Monday 18 March 2019

Tick, tick, tick, punch, cry

Yes, for in the wake of Dig's death, I have done form-fillings: legal/medical/registration/cremation/certification. I have called insurance and DWP. I have braved VAT and corporate liabilities. Paid HMRC. Taken thirty-plus bags of recycling to the tip. (This expedites Plan A: rent part of the house to someone who can afford it.) Visited accountant, four times, once with minor breakdown (me, not them). Scoured bank accounts for direct debits, standing orders, subscriptions, annual charges. Dumped phone contracts, decommitted from expenses, rang up people to ask, 'Why am I paying you?'

Yet to do: press destruct on the economic relationship with Arse Hong Kong.
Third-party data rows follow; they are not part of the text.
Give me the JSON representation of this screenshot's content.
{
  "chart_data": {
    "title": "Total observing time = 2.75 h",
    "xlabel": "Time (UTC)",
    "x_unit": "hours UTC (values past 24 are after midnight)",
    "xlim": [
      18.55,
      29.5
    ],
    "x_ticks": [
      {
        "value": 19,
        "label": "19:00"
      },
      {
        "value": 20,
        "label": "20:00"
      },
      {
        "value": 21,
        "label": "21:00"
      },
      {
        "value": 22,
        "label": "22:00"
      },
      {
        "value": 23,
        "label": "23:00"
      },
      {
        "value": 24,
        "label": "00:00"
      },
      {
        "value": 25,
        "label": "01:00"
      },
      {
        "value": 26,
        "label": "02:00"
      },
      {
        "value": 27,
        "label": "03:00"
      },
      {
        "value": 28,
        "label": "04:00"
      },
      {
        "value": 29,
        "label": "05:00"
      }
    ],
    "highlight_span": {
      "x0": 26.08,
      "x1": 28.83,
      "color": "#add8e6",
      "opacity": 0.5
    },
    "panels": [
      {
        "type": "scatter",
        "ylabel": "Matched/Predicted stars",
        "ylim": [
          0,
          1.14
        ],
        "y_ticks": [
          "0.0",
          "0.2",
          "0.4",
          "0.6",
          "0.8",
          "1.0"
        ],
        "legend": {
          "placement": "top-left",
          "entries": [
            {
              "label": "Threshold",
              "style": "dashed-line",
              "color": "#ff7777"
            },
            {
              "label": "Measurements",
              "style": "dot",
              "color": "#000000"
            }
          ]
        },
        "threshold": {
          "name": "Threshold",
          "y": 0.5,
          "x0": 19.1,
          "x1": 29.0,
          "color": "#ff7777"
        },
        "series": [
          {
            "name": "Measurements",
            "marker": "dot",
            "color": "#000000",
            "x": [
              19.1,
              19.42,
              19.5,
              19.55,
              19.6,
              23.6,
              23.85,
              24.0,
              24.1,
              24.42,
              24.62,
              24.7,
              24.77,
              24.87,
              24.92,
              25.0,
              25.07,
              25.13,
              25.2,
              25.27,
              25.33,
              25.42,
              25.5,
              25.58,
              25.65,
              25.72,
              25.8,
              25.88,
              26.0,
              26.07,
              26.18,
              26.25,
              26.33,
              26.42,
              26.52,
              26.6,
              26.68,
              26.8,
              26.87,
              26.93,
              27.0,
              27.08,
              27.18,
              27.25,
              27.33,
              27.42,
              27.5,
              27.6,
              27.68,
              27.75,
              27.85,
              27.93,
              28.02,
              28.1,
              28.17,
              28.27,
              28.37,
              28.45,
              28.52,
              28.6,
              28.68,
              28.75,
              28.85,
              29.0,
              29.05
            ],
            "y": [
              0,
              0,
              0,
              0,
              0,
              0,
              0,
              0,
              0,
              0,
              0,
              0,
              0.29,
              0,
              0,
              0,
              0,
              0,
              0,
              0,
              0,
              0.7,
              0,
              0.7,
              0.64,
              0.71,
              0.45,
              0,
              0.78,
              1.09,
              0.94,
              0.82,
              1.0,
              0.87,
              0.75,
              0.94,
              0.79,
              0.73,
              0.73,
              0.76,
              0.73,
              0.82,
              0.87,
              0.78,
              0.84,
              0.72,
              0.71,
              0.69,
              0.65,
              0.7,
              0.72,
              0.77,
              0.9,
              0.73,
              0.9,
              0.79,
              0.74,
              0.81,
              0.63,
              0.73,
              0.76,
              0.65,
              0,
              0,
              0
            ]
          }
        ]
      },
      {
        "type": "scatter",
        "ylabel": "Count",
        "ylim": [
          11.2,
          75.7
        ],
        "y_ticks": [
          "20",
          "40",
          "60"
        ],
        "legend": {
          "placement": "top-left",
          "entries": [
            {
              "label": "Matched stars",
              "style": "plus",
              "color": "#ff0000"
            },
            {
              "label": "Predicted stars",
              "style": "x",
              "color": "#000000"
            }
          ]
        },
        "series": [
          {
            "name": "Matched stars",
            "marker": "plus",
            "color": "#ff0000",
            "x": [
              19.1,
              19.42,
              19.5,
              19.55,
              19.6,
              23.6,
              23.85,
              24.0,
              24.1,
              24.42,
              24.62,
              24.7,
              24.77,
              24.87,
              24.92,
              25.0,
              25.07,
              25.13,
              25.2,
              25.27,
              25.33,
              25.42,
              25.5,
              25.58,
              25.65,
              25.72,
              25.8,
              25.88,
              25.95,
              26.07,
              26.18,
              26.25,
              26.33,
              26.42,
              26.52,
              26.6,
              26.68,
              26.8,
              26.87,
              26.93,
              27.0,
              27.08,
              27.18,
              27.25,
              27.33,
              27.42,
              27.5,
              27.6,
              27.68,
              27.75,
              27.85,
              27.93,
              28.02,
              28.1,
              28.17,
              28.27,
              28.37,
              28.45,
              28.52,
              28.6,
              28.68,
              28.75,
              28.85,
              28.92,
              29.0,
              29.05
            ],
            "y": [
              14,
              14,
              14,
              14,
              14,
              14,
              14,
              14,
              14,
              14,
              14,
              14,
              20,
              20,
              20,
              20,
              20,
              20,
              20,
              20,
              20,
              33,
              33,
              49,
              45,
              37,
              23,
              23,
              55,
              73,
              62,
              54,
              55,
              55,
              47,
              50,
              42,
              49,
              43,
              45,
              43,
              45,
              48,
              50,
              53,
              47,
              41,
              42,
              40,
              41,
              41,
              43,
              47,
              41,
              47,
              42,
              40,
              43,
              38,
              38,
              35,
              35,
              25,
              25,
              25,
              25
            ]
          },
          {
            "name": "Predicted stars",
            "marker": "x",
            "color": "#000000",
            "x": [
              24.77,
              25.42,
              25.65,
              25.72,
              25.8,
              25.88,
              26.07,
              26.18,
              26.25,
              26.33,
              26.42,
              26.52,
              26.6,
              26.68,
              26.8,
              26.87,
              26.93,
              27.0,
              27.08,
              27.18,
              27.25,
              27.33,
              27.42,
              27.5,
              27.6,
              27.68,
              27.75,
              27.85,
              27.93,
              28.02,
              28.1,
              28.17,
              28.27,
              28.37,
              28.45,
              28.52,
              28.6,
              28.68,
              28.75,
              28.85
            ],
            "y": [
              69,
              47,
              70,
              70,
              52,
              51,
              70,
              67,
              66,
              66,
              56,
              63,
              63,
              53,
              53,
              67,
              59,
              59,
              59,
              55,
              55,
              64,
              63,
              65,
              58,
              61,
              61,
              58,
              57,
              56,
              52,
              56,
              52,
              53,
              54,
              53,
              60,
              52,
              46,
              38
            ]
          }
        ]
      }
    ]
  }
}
I boasted about my progress on this March of the Dead to the woman at the bank. She looked at me warily and said, 'You have to have time to grieve'. I answered, 'My outgoings are steaming off the racetrack like a Tesla Roadster. My forecasted income is a toddler push-bike with a flat back tyre. Grieving this week equals 1.5K, so let's keep going through the bank account, please.'

It might sound harsh to the sensitive ear, but it is the cold hard edge of a morning in my land, true whether it dents the sensibilities of an Account Advisor or not. Dig lived his life with a casual approach to small items, like a few hundred for hotel, first-class lounge access and airfares - and I question his judgement in later years (I hope no handbags were actually purchased) - but as in so many areas of life, I pick up the result. Just as well I am never going to be defeated and will always stand up fighting.

Which reminds me. I am not sleeping. For two weeks. Three hours worst, six hours best. I am powered by adrenalin, waking at 3am swinging punches like a drunk from a bar, conjuring in the darkness the face of someone I'd like to see bloodied and toothless, before I twist their neck to a satisfying snap. Then I push them down in a sea of mud and set a never-sleeping monster on them to make sure they never emerge to further touch my life. (This could be a metaphor or not and I could be hallucinating again. Not sure.)

But then the day. And I am reminded of the crystal clear sparkling wonderful brightness of people I know; people who leave flowers. People who quietly bring a hamper of loveliness and goodness. People who write a line or a word, people who send blessings in an envelope, who listen to me rave and finger jab, who are there and who care, ready with their loves and loyalties and gentleness, that I cry, touched more by their generosities than for any death or loss, but for kindness. Kindness given to me so readily and freely and with such open-heartedness honesty that I feel strengthened to face the world where I know there is everything I value, ahead.